Kariculture: C’est la première fois que vous exposez à l’Atrium Tropiques – Scène Nationale en Martinique, comment votre sélection par la direction de cette salle prestigieuse s’est-elle déroulée? Considérez-vous que c’est une belle progression dans votre carrière d’artiste?
Jérôme Sainte-Luce: Non, ce n’est pas la première fois que j’expose à l’Atrium, j’y avais déjà exposé en collectif mais c’est la première fois en solo. La sélection des oeuvres pour cette exposition s’est faite autour de la narration du graphisme, de ce que je souhaite raconter et de la dynamique des oeuvres dans l’espace. Pour cette exposition la sélection n’a pas été particulièrement difficile puisque mon propos était déjà clairement identifié. Ce projet d’exposition est une étape de plus dans ma carrière artistique.

Kariculture: Votre exposition s’intitule “Figi” (Visage, Figure), pourquoi ce titre? Elle est composée, entre autres, d’oeuvres monumentales et les couleurs sont parfois vives, pourquoi ces choix?
J.S-L.: L’exposition “Figi” s’articule dans le prolongement de ma démarche artistique, celle qui puise son récit dans l’univers graphique amérindien où le rapport entre l’homme/animal et la nature est une des portes d’entrées vers l’imaginaire, qui conduit à explorer inlassablement un moi intérieur. Les gestes urgents, instinctifs et bruts comme en suspension dans l’espace sont ici, telles des incantations, des interrupteurs pour réveiller des mémoires, pour ressusciter des visages, des Figi, des Présences. Le graphique comme médium amène à des lieux où le passé danse avec le présent dans une singularité à la fois spatiale et temporelle, visible et invisible dans le patrimoine Martinique et Guadeloupe. Comment par la force des lignes et des vides se dessine des identités ? Comment les traces communiquent et réunissent différentes cultures ? Comment à travers ces traits, ces visages se construit toute une histoire ? Comme une déambulation sacrée qui pousse le regard à se focaliser sur des visages et à ressentir une histoire… Cette exposition se veut comme un conte où les lignes, rythmes après rythmes, mouvements après mouvements, redonnent vie à des créatures sorties d’un passé/présent familier, des présences sorties de ma mémoire contre l’oubli pour nous dire “Souviens toi!”.
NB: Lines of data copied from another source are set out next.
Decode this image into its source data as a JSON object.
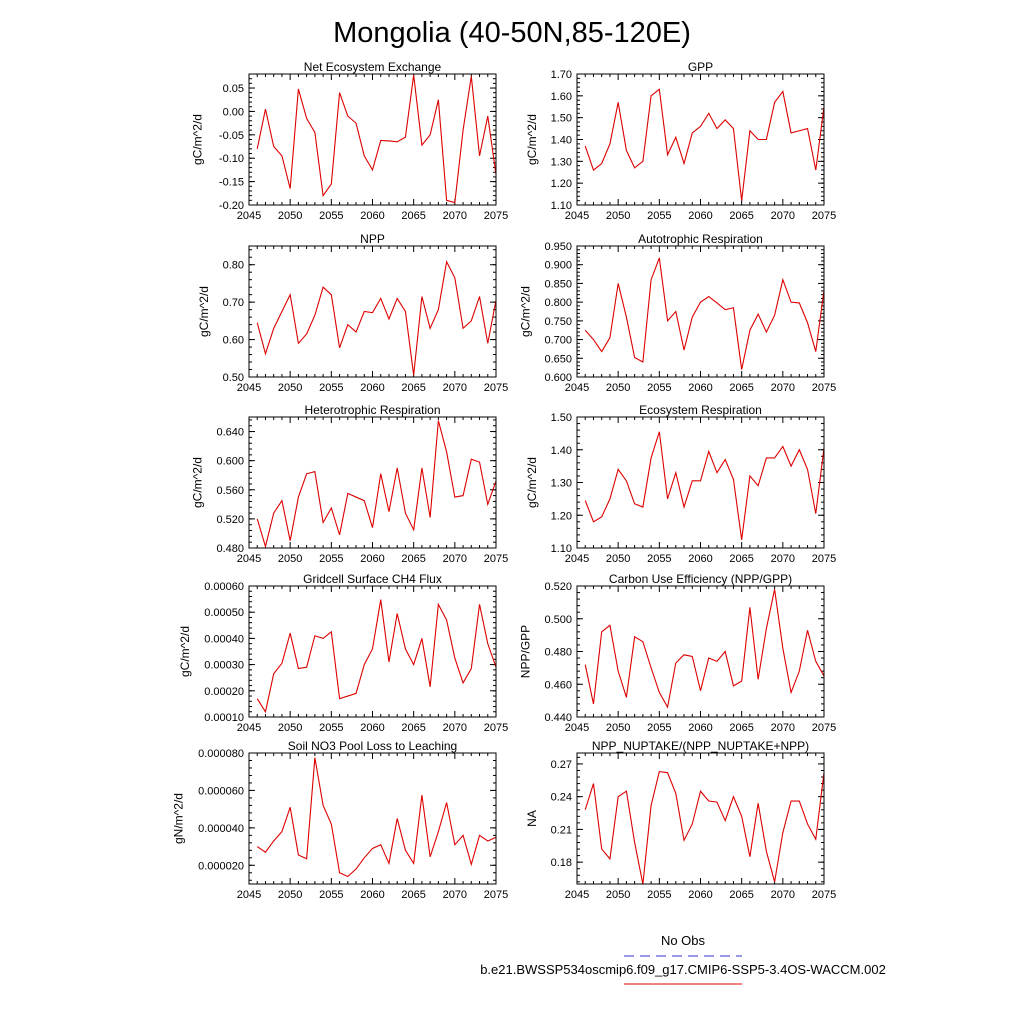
{
  "page_title": "Mongolia (40-50N,85-120E)",
  "legend": {
    "obs_label": "No Obs",
    "obs_color": "#3333cc",
    "model_label": "b.e21.BWSSP534oscmip6.f09_g17.CMIP6-SSP5-3.4OS-WACCM.002",
    "model_color": "#dd0000"
  },
  "chart_data": [
    {
      "type": "line",
      "title": "Net Ecosystem Exchange",
      "ylabel": "gC/m^2/d",
      "xlim": [
        2045,
        2075
      ],
      "ylim": [
        -0.2,
        0.08
      ],
      "xticks": [
        2045,
        2050,
        2055,
        2060,
        2065,
        2070,
        2075
      ],
      "yticks": [
        0.05,
        0.0,
        -0.05,
        -0.1,
        -0.15,
        -0.2
      ],
      "ytick_labels": [
        "0.05",
        "0.00",
        "-0.05",
        "-0.10",
        "-0.15",
        "-0.20"
      ],
      "x": [
        2046,
        2047,
        2048,
        2049,
        2050,
        2051,
        2052,
        2053,
        2054,
        2055,
        2056,
        2057,
        2058,
        2059,
        2060,
        2061,
        2062,
        2063,
        2064,
        2065,
        2066,
        2067,
        2068,
        2069,
        2070,
        2071,
        2072,
        2073,
        2074,
        2075
      ],
      "series": [
        {
          "name": "b.e21.BWSSP534oscmip6.f09_g17.CMIP6-SSP5-3.4OS-WACCM.002",
          "values": [
            -0.08,
            0.005,
            -0.075,
            -0.095,
            -0.165,
            0.048,
            -0.015,
            -0.045,
            -0.18,
            -0.155,
            0.04,
            -0.01,
            -0.025,
            -0.095,
            -0.125,
            -0.062,
            -0.063,
            -0.065,
            -0.055,
            0.078,
            -0.072,
            -0.05,
            0.025,
            -0.19,
            -0.195,
            -0.04,
            0.075,
            -0.095,
            -0.01,
            -0.135
          ]
        }
      ]
    },
    {
      "type": "line",
      "title": "GPP",
      "ylabel": "gC/m^2/d",
      "xlim": [
        2045,
        2075
      ],
      "ylim": [
        1.1,
        1.7
      ],
      "xticks": [
        2045,
        2050,
        2055,
        2060,
        2065,
        2070,
        2075
      ],
      "yticks": [
        1.1,
        1.2,
        1.3,
        1.4,
        1.5,
        1.6,
        1.7
      ],
      "ytick_labels": [
        "1.10",
        "1.20",
        "1.30",
        "1.40",
        "1.50",
        "1.60",
        "1.70"
      ],
      "x": [
        2046,
        2047,
        2048,
        2049,
        2050,
        2051,
        2052,
        2053,
        2054,
        2055,
        2056,
        2057,
        2058,
        2059,
        2060,
        2061,
        2062,
        2063,
        2064,
        2065,
        2066,
        2067,
        2068,
        2069,
        2070,
        2071,
        2072,
        2073,
        2074,
        2075
      ],
      "series": [
        {
          "name": "b.e21.BWSSP534oscmip6.f09_g17.CMIP6-SSP5-3.4OS-WACCM.002",
          "values": [
            1.37,
            1.26,
            1.29,
            1.38,
            1.57,
            1.35,
            1.27,
            1.3,
            1.6,
            1.63,
            1.33,
            1.41,
            1.29,
            1.43,
            1.46,
            1.52,
            1.45,
            1.49,
            1.45,
            1.12,
            1.44,
            1.4,
            1.4,
            1.57,
            1.62,
            1.43,
            1.44,
            1.45,
            1.26,
            1.55
          ]
        }
      ]
    },
    {
      "type": "line",
      "title": "NPP",
      "ylabel": "gC/m^2/d",
      "xlim": [
        2045,
        2075
      ],
      "ylim": [
        0.5,
        0.85
      ],
      "xticks": [
        2045,
        2050,
        2055,
        2060,
        2065,
        2070,
        2075
      ],
      "yticks": [
        0.5,
        0.6,
        0.7,
        0.8
      ],
      "ytick_labels": [
        "0.50",
        "0.60",
        "0.70",
        "0.80"
      ],
      "x": [
        2046,
        2047,
        2048,
        2049,
        2050,
        2051,
        2052,
        2053,
        2054,
        2055,
        2056,
        2057,
        2058,
        2059,
        2060,
        2061,
        2062,
        2063,
        2064,
        2065,
        2066,
        2067,
        2068,
        2069,
        2070,
        2071,
        2072,
        2073,
        2074,
        2075
      ],
      "series": [
        {
          "name": "b.e21.BWSSP534oscmip6.f09_g17.CMIP6-SSP5-3.4OS-WACCM.002",
          "values": [
            0.645,
            0.562,
            0.63,
            0.675,
            0.72,
            0.59,
            0.615,
            0.665,
            0.74,
            0.72,
            0.578,
            0.64,
            0.62,
            0.675,
            0.672,
            0.71,
            0.655,
            0.71,
            0.675,
            0.505,
            0.715,
            0.63,
            0.68,
            0.808,
            0.765,
            0.63,
            0.65,
            0.715,
            0.59,
            0.705
          ]
        }
      ]
    },
    {
      "type": "line",
      "title": "Autotrophic Respiration",
      "ylabel": "gC/m^2/d",
      "xlim": [
        2045,
        2075
      ],
      "ylim": [
        0.6,
        0.95
      ],
      "xticks": [
        2045,
        2050,
        2055,
        2060,
        2065,
        2070,
        2075
      ],
      "yticks": [
        0.6,
        0.65,
        0.7,
        0.75,
        0.8,
        0.85,
        0.9,
        0.95
      ],
      "ytick_labels": [
        "0.600",
        "0.650",
        "0.700",
        "0.750",
        "0.800",
        "0.850",
        "0.900",
        "0.950"
      ],
      "x": [
        2046,
        2047,
        2048,
        2049,
        2050,
        2051,
        2052,
        2053,
        2054,
        2055,
        2056,
        2057,
        2058,
        2059,
        2060,
        2061,
        2062,
        2063,
        2064,
        2065,
        2066,
        2067,
        2068,
        2069,
        2070,
        2071,
        2072,
        2073,
        2074,
        2075
      ],
      "series": [
        {
          "name": "b.e21.BWSSP534oscmip6.f09_g17.CMIP6-SSP5-3.4OS-WACCM.002",
          "values": [
            0.725,
            0.7,
            0.668,
            0.705,
            0.85,
            0.76,
            0.652,
            0.64,
            0.86,
            0.918,
            0.75,
            0.775,
            0.672,
            0.76,
            0.8,
            0.815,
            0.798,
            0.78,
            0.785,
            0.62,
            0.725,
            0.768,
            0.72,
            0.765,
            0.86,
            0.8,
            0.798,
            0.745,
            0.668,
            0.832
          ]
        }
      ]
    },
    {
      "type": "line",
      "title": "Heterotrophic Respiration",
      "ylabel": "gC/m^2/d",
      "xlim": [
        2045,
        2075
      ],
      "ylim": [
        0.48,
        0.66
      ],
      "xticks": [
        2045,
        2050,
        2055,
        2060,
        2065,
        2070,
        2075
      ],
      "yticks": [
        0.48,
        0.52,
        0.56,
        0.6,
        0.64
      ],
      "ytick_labels": [
        "0.480",
        "0.520",
        "0.560",
        "0.600",
        "0.640"
      ],
      "x": [
        2046,
        2047,
        2048,
        2049,
        2050,
        2051,
        2052,
        2053,
        2054,
        2055,
        2056,
        2057,
        2058,
        2059,
        2060,
        2061,
        2062,
        2063,
        2064,
        2065,
        2066,
        2067,
        2068,
        2069,
        2070,
        2071,
        2072,
        2073,
        2074,
        2075
      ],
      "series": [
        {
          "name": "b.e21.BWSSP534oscmip6.f09_g17.CMIP6-SSP5-3.4OS-WACCM.002",
          "values": [
            0.52,
            0.482,
            0.528,
            0.545,
            0.49,
            0.55,
            0.582,
            0.585,
            0.515,
            0.535,
            0.498,
            0.555,
            0.55,
            0.545,
            0.508,
            0.582,
            0.53,
            0.59,
            0.528,
            0.505,
            0.59,
            0.522,
            0.655,
            0.612,
            0.55,
            0.552,
            0.602,
            0.598,
            0.54,
            0.572
          ]
        }
      ]
    },
    {
      "type": "line",
      "title": "Ecosystem Respiration",
      "ylabel": "gC/m^2/d",
      "xlim": [
        2045,
        2075
      ],
      "ylim": [
        1.1,
        1.5
      ],
      "xticks": [
        2045,
        2050,
        2055,
        2060,
        2065,
        2070,
        2075
      ],
      "yticks": [
        1.1,
        1.2,
        1.3,
        1.4,
        1.5
      ],
      "ytick_labels": [
        "1.10",
        "1.20",
        "1.30",
        "1.40",
        "1.50"
      ],
      "x": [
        2046,
        2047,
        2048,
        2049,
        2050,
        2051,
        2052,
        2053,
        2054,
        2055,
        2056,
        2057,
        2058,
        2059,
        2060,
        2061,
        2062,
        2063,
        2064,
        2065,
        2066,
        2067,
        2068,
        2069,
        2070,
        2071,
        2072,
        2073,
        2074,
        2075
      ],
      "series": [
        {
          "name": "b.e21.BWSSP534oscmip6.f09_g17.CMIP6-SSP5-3.4OS-WACCM.002",
          "values": [
            1.245,
            1.18,
            1.195,
            1.25,
            1.34,
            1.305,
            1.235,
            1.225,
            1.375,
            1.455,
            1.25,
            1.33,
            1.225,
            1.305,
            1.305,
            1.395,
            1.33,
            1.37,
            1.31,
            1.125,
            1.32,
            1.29,
            1.375,
            1.375,
            1.41,
            1.35,
            1.4,
            1.34,
            1.205,
            1.405
          ]
        }
      ]
    },
    {
      "type": "line",
      "title": "Gridcell Surface CH4 Flux",
      "ylabel": "gC/m^2/d",
      "xlim": [
        2045,
        2075
      ],
      "ylim": [
        0.0001,
        0.0006
      ],
      "xticks": [
        2045,
        2050,
        2055,
        2060,
        2065,
        2070,
        2075
      ],
      "yticks": [
        0.0001,
        0.0002,
        0.0003,
        0.0004,
        0.0005,
        0.0006
      ],
      "ytick_labels": [
        "0.00010",
        "0.00020",
        "0.00030",
        "0.00040",
        "0.00050",
        "0.00060"
      ],
      "x": [
        2046,
        2047,
        2048,
        2049,
        2050,
        2051,
        2052,
        2053,
        2054,
        2055,
        2056,
        2057,
        2058,
        2059,
        2060,
        2061,
        2062,
        2063,
        2064,
        2065,
        2066,
        2067,
        2068,
        2069,
        2070,
        2071,
        2072,
        2073,
        2074,
        2075
      ],
      "series": [
        {
          "name": "b.e21.BWSSP534oscmip6.f09_g17.CMIP6-SSP5-3.4OS-WACCM.002",
          "values": [
            0.00017,
            0.00012,
            0.000265,
            0.000305,
            0.00042,
            0.000285,
            0.00029,
            0.00041,
            0.0004,
            0.000425,
            0.00017,
            0.00018,
            0.00019,
            0.0003,
            0.00036,
            0.000548,
            0.00031,
            0.000495,
            0.00036,
            0.0003,
            0.0004,
            0.000215,
            0.00053,
            0.00047,
            0.000325,
            0.00023,
            0.000285,
            0.00053,
            0.00038,
            0.00029
          ]
        }
      ]
    },
    {
      "type": "line",
      "title": "Carbon Use Efficiency (NPP/GPP)",
      "ylabel": "NPP/GPP",
      "xlim": [
        2045,
        2075
      ],
      "ylim": [
        0.44,
        0.52
      ],
      "xticks": [
        2045,
        2050,
        2055,
        2060,
        2065,
        2070,
        2075
      ],
      "yticks": [
        0.44,
        0.46,
        0.48,
        0.5,
        0.52
      ],
      "ytick_labels": [
        "0.440",
        "0.460",
        "0.480",
        "0.500",
        "0.520"
      ],
      "x": [
        2046,
        2047,
        2048,
        2049,
        2050,
        2051,
        2052,
        2053,
        2054,
        2055,
        2056,
        2057,
        2058,
        2059,
        2060,
        2061,
        2062,
        2063,
        2064,
        2065,
        2066,
        2067,
        2068,
        2069,
        2070,
        2071,
        2072,
        2073,
        2074,
        2075
      ],
      "series": [
        {
          "name": "b.e21.BWSSP534oscmip6.f09_g17.CMIP6-SSP5-3.4OS-WACCM.002",
          "values": [
            0.472,
            0.448,
            0.492,
            0.496,
            0.468,
            0.452,
            0.489,
            0.486,
            0.47,
            0.455,
            0.446,
            0.473,
            0.478,
            0.477,
            0.456,
            0.476,
            0.474,
            0.48,
            0.459,
            0.462,
            0.507,
            0.463,
            0.494,
            0.518,
            0.482,
            0.455,
            0.468,
            0.493,
            0.474,
            0.465
          ]
        }
      ]
    },
    {
      "type": "line",
      "title": "Soil NO3 Pool Loss to Leaching",
      "ylabel": "gN/m^2/d",
      "xlim": [
        2045,
        2075
      ],
      "ylim": [
        1e-05,
        8e-05
      ],
      "xticks": [
        2045,
        2050,
        2055,
        2060,
        2065,
        2070,
        2075
      ],
      "yticks": [
        2e-05,
        4e-05,
        6e-05,
        8e-05
      ],
      "ytick_labels": [
        "0.000020",
        "0.000040",
        "0.000060",
        "0.000080"
      ],
      "x": [
        2046,
        2047,
        2048,
        2049,
        2050,
        2051,
        2052,
        2053,
        2054,
        2055,
        2056,
        2057,
        2058,
        2059,
        2060,
        2061,
        2062,
        2063,
        2064,
        2065,
        2066,
        2067,
        2068,
        2069,
        2070,
        2071,
        2072,
        2073,
        2074,
        2075
      ],
      "series": [
        {
          "name": "b.e21.BWSSP534oscmip6.f09_g17.CMIP6-SSP5-3.4OS-WACCM.002",
          "values": [
            3e-05,
            2.7e-05,
            3.3e-05,
            3.8e-05,
            5.1e-05,
            2.55e-05,
            2.35e-05,
            7.75e-05,
            5.2e-05,
            4.2e-05,
            1.6e-05,
            1.4e-05,
            1.8e-05,
            2.4e-05,
            2.9e-05,
            3.1e-05,
            2.1e-05,
            4.5e-05,
            2.8e-05,
            2.1e-05,
            5.75e-05,
            2.45e-05,
            3.8e-05,
            5.35e-05,
            3.1e-05,
            3.6e-05,
            2.05e-05,
            3.6e-05,
            3.3e-05,
            3.5e-05
          ]
        }
      ]
    },
    {
      "type": "line",
      "title": "NPP_NUPTAKE/(NPP_NUPTAKE+NPP)",
      "ylabel": "NA",
      "xlim": [
        2045,
        2075
      ],
      "ylim": [
        0.16,
        0.28
      ],
      "xticks": [
        2045,
        2050,
        2055,
        2060,
        2065,
        2070,
        2075
      ],
      "yticks": [
        0.18,
        0.21,
        0.24,
        0.27
      ],
      "ytick_labels": [
        "0.18",
        "0.21",
        "0.24",
        "0.27"
      ],
      "x": [
        2046,
        2047,
        2048,
        2049,
        2050,
        2051,
        2052,
        2053,
        2054,
        2055,
        2056,
        2057,
        2058,
        2059,
        2060,
        2061,
        2062,
        2063,
        2064,
        2065,
        2066,
        2067,
        2068,
        2069,
        2070,
        2071,
        2072,
        2073,
        2074,
        2075
      ],
      "series": [
        {
          "name": "b.e21.BWSSP534oscmip6.f09_g17.CMIP6-SSP5-3.4OS-WACCM.002",
          "values": [
            0.228,
            0.252,
            0.192,
            0.183,
            0.24,
            0.245,
            0.198,
            0.16,
            0.232,
            0.263,
            0.262,
            0.243,
            0.2,
            0.215,
            0.245,
            0.236,
            0.235,
            0.218,
            0.24,
            0.222,
            0.185,
            0.234,
            0.19,
            0.162,
            0.207,
            0.236,
            0.236,
            0.215,
            0.201,
            0.262
          ]
        }
      ]
    }
  ]
}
Kariculture: Vous résidez à Trois-Rivières en Guadeloupe, une “ville amérindienne” avec son Parc des Roches gravées, pourquoi est-ce important pour vous de faire connaître la présence de ces premiers peuples dans notre archipel ainsi que dans toute la Caraïbe à travers vos oeuvres?
J.S-L.: J’ai pris la posture de parler de mon environement immédiat, dans mon cas, Trois-Rivières avec son histoire et plus particulièrement sa dimension archéologique (les Amérindiens) qui m’inspire dans ma production plastique. C’est une manière pour moi d’explorer la Guadeloupe, la Martinique, de manière plus globale, la Caraibe.